Hello,

 see http://sources.redhat.com/ml/libc-alpha/2002-02/msg00107.html for 
details. In short, we're using malloc() very extensively, and a noticeable 
part of the execution time is spent handling dynamic allocations. Which means 
that malloc() should be very very fast, and if it's not, this affects overall 
KDE performance. The problem is we're linking against -lpthread, which makes 
malloc() use a mutex for locking (even though most KDE apps aren't actually 
threaded at the present time), and this makes malloc() to be not that very 
very fast.

 I tried to do some benchmarks, and I e.g. managed to reduce time needed for 
fully rendering $QTDIR/doc/html/functions.html from 60s to 39s (30%) by 
LD_PRELOAD-ing a different malloc() implementation (Doug Lea's malloc), which 
I also tweaked a bit. Real world cases are a bit difficult to measure, but 
the improvement should be at least 10% everywhere.
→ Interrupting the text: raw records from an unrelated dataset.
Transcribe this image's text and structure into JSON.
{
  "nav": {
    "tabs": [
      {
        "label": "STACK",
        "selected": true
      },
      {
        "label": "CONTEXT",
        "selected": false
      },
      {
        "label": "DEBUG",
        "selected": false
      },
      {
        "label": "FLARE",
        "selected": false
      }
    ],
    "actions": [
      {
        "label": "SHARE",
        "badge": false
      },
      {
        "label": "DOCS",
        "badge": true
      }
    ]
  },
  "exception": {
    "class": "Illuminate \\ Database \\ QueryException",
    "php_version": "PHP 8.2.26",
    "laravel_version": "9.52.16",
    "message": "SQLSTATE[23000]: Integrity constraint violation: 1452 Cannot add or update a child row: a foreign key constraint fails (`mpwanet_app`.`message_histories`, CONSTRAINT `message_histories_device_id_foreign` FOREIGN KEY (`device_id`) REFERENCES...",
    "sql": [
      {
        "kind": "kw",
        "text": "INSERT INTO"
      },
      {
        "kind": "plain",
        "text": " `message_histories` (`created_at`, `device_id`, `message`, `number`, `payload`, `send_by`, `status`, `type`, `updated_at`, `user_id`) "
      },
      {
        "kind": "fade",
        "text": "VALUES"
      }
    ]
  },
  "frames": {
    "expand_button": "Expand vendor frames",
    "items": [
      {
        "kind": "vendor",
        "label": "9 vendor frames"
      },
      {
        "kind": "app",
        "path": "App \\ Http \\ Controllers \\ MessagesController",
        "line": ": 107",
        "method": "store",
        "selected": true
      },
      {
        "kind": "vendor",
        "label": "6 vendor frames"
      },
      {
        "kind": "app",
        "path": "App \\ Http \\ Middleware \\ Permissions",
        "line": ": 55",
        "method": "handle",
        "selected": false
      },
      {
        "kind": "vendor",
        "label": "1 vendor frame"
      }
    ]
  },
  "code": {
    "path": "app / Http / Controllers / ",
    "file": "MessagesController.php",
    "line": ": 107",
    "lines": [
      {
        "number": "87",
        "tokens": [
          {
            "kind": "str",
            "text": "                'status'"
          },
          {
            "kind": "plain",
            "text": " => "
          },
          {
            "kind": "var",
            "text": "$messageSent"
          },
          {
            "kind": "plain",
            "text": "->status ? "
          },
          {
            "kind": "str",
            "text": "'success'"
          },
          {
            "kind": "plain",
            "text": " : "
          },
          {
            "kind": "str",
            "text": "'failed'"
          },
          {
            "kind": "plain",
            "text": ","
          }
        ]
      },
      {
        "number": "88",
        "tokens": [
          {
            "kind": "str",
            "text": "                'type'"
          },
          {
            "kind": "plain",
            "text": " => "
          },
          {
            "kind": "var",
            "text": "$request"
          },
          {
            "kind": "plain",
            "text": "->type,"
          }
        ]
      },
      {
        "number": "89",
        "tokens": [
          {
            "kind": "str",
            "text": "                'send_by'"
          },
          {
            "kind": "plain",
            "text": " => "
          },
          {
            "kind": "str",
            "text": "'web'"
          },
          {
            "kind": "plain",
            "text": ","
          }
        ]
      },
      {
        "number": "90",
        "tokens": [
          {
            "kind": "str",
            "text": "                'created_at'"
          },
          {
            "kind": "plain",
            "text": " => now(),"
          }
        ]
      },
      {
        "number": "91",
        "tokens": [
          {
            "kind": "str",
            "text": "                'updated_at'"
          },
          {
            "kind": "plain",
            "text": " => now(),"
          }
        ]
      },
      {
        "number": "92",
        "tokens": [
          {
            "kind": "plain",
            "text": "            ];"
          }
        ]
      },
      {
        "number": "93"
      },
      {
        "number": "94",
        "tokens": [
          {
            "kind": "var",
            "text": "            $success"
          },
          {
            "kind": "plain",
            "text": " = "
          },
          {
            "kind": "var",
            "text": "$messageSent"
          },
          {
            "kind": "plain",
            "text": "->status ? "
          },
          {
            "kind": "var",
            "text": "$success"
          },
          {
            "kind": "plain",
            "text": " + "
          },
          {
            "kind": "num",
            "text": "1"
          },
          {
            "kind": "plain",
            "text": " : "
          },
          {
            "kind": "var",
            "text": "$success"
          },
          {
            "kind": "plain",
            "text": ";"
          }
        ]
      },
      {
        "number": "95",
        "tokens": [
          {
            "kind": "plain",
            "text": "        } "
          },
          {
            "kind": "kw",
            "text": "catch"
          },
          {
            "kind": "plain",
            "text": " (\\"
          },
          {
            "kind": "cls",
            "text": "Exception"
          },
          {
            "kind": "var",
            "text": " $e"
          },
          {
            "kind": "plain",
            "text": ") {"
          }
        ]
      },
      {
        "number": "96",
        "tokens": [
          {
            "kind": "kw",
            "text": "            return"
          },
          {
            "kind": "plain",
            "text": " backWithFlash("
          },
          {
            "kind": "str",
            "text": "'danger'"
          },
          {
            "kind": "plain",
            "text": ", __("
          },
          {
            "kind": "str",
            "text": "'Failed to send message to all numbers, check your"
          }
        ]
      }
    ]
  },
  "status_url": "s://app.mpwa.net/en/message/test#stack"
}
 This is only for glibc < 2.3 , I don't know about other systems. Also, with 
the current glibc CVS (i.e. the yet to be released glibc-2.3), malloc() uses 
already a spinlock instead of a mutex, and it has almost the same performance 
as my tuned malloc().

 I'm going to include this malloc() implementation in libkdecore, and I 
already got ok from Dirk, as long it has to be explicitly enabled by a 
configure switch. It was already discussed a bit on IRC too. In case you have 
some thoughts on this, feel free to comment. I'll describe what I exactly 
want to do.

 There will be a configure option for this, disabled by default (not enough 
time to really test it, if nothing else). It will work only with glibc, as I 
have no idea about the situation with non-glibc systems. It also requires a 
spinlock implementation (i.e. some assembler), I have right now only a x86 
one.

 However, I'd like to keep it also after glibc-2.3 is released (still only 
optional). Even with malloc() from the current glibc CVS, I can get about 5% 
improvement on the functions.html page with the tuned malloc(). Glibc 
malloc() still has malloc hooks, and is optimized for many threads (it's 
ptmalloc, which is a threaded version of Doug Lea's malloc), which is 
something we don't need. The only time I needed malloc hooks was for 
kdesdk/kmtrace, which is LD_PRELOAD-ed anyway, so it can work around it. Code 
optimized for many threads - I'd first have to see a KDE application where 
that's needed. Not to mention that I even tried the malloc() implementations 
with several threads running, and the simple spinlock only variant didn't 
perform worse than the glibc one with 4 threads doing nothing just calling 
malloc() and free() in loops (but I don't have access to SMP machine, so 
there it might be different).

 BTW, just to show how damn fast malloc() has to be: I have here also a test 
version of malloc(), which only allocates memory continuously from a large 
array and free() is empty function(practically unusable, but as close to 
no-op as possible). That functions.html example needs 35s then (vs 39s with 
the tuned malloc()). If I add 'for(int i=0;i<70;++i);' to both this malloc() 
and free(), it becomes 39s (gcc doesn't optimise out empty loops). I also 
tried to write my own malloc(), which did only a few bitfield operations and 
little pointer arithmetics - not fast enough, 10% slower then glibc-2.3 
malloc (even though it needs about 5-8% less memory, but I doubt anyone is 
going to trade that for speed).

 Having the possibility to use a malloc() tuned for KDE's needs isn't IMHO a 
thing that can break anything. I'm also going to do some improvements to 
kdesdk/kmtrace, so it will be hopefully possible to find places where we do 
so many allocations (even though I doubt we can do much about that).
 Hmm ... any thoughts?

-- 
 Lubos Lunak
 llunak@suse.cz ; l.lunak@kde.org
 http://dforce.sh.cvut.cz/~seli